安徒生童话英文版(5)

时间:2021-08-31

  Then the elfin girls had to dance, first in the usual way, and then with stamping feet, which they performed very well; then followed the artistic and solo dance. Dear me, how they did throw their legs about! No one could tell where the dance begun, or where it ended, nor indeed which were legs and which were arms, for they were all flying about together, like the shavings in a saw-pit! And then they spun round so quickly that the death-horse and the grave-pig became sick and giddy, and were obliged to leave the table.

  "Stop!" cried the old goblin," is that the only house-keeping they can perform? Can they do anything more than dance and throw about their legs, and make a whirlwind?"

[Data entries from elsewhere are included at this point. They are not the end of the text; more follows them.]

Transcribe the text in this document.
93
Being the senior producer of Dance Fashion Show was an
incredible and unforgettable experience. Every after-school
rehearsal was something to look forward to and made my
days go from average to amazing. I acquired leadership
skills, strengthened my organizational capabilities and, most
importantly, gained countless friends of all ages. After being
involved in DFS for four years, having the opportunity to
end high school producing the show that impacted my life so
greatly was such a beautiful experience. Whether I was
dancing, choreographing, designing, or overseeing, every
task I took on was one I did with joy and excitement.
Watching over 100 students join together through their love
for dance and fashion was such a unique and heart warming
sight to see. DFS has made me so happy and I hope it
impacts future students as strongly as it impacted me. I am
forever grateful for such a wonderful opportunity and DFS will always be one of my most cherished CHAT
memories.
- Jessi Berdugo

  "You shall soon see what they can do," said the elf king. And then he called his youngest daughter to him. She was slender and fair as moonlight, and the most graceful of all the sisters. She took a white chip in her mouth, and vanished instantly; this was her accomplishment. But the old goblin said he should not like his wife to have such an accomplishment, and thought his boys would have the same objection. Another daughter could make a figure like herself follow her, as if she had a shadow, which none of the goblin folk ever had. The third was of quite a different sort; she had learnt in the brew-house of the moor witch how to lard elfin puddings with glow-worms.

  "She will make a good housewife," said the old goblin, and then saluted her with his eyes instead of drinking her health; for he did not drink much.

  Now came the fourth daughter, with a large harp to play upon; and when she struck the first chord, every one lifted up the left leg (for the goblins are left-legged), and at the second chord they found they must all do just what she wanted.

  "That is a dangerous woman," said the old goblin; and the two sons walked out of the hill; they had had enough of it. "And what can the next daughter do?" asked the old goblin.  "I have learnt everything that is Norwegian," said she; "and I will never marry, unless I can go to Norway."

  Then her youngest sister whispered to the old goblin, "That is only because she has heard, in a Norwegian song, that when the world shall decay, the cliffs of Norway will remain standing like monuments; and she wants to get there, that she may be safe; for she is so afraid of sinking."

  "Ho! ho!" said the old goblin, "is that what she means? Well, what can the seventh and last do?"

  "The sixth comes before the seventh," said the elf king, for he could reckon; but the sixth would not come forward.

  "I can only tell people the truth," said she. "No one cares for me, nor troubles himself about me; and I have enough to do to sew my grave clothes."

  So the seventh and last came; and what could she do? Why, she could tell stories, as many as you liked, on any subject.